When Rear Admiral Hannah Shepard appears, she looks harried. Her officer's jacket is undone and tied around her waist, revealing an Alliance-issue tank top underneath. Her usually perfect hair has come uncoiffed, and she's shoved it back in a slapdash ponytail. There didn't used to be the long streaks of grey there, but – though he'd never admit it – Hackett thinks they suit her.

She stares at him, and offers him a belated salute. "Sir," she says, though her eyes are demanding an answer.

"No," he replies, shaking his head, leaning against the console, unable to meet her gaze. "Not now, Hannah. Not..." And somehow, he can't find the words.

She says, "Steve?" and he can hear that thread of disbelief in her voice, that note of warning, of desperation.

Because he can't think of anything else to say, he says, "She did it."

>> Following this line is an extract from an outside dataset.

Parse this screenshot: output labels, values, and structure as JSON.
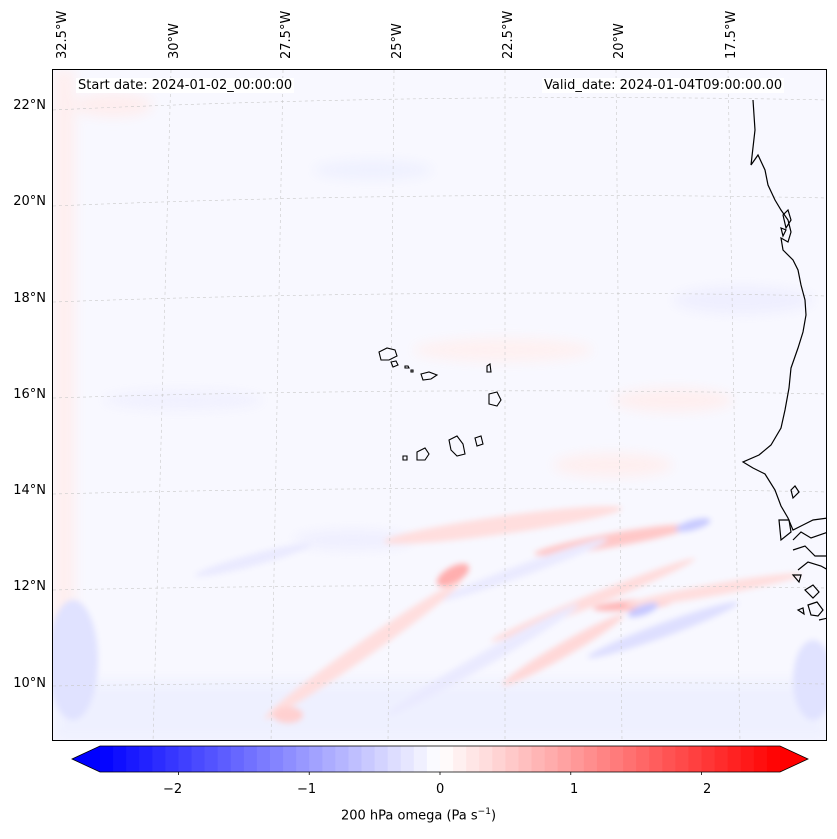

Hannah has gone very still, but her jaw is working and her eyes are too bright. "Where is she?"

He doesn't say anything, can't say anything, but he looks at her. Nothing more than that. Just looks, and feels like a damn coward for not being able to say the words a second time. His eyes are stinging, and he's trying his best to ignore it, and doing a damn good job until one tear snakes down Hannah's face. He wishes, dimly, that he could wipe it away.

"She did it," repeats Hannah, hollowly. "She always was special."

"Yeah," says Hackett. "She was."

Hannah runs a hand through her hair and wipes away the tear. She stands tall, nodding to herself, not looking at anything. "I have a job to do," she says, at last, voice full of false resolve. Hackett knows, because she always sounds more forceful when she's trying to convince herself. "And so do you."

"You're right." He stands tall, smoothing out the wrinkles in his uniform.

Hannah moves as if to cut off the transmission, but pauses. There's a hitch in her voice when she says, "Did you, finally...?"

And somehow that question, more than anything else, is what breaks him. In his long and – let's be honest – fairly distinguished career, Hackett has prided himself on keeping cool under pressure. On being utterly professional. And maybe that's why, now, at the end, he finally lets the tears roll down his face. He shakes his head silently, and cuts the communication.

He reaches into his breast pocket and pulls out a photograph. It's old, the edges crumpled, and has begun to dim with age. Even when it was taken, physical photos were rare, but he'd always enjoyed them. He runs one finger over the face of the child. She's maybe two or three, playing on the beach, crouched down as though ready to throw a handful of sand. The surf washes in around her stubby legs, and her face is pulled into a wide smile. He can almost hear her laughter, his little girl.

He wonders if he'll ever be able to live with the fact that he just sent her to her death.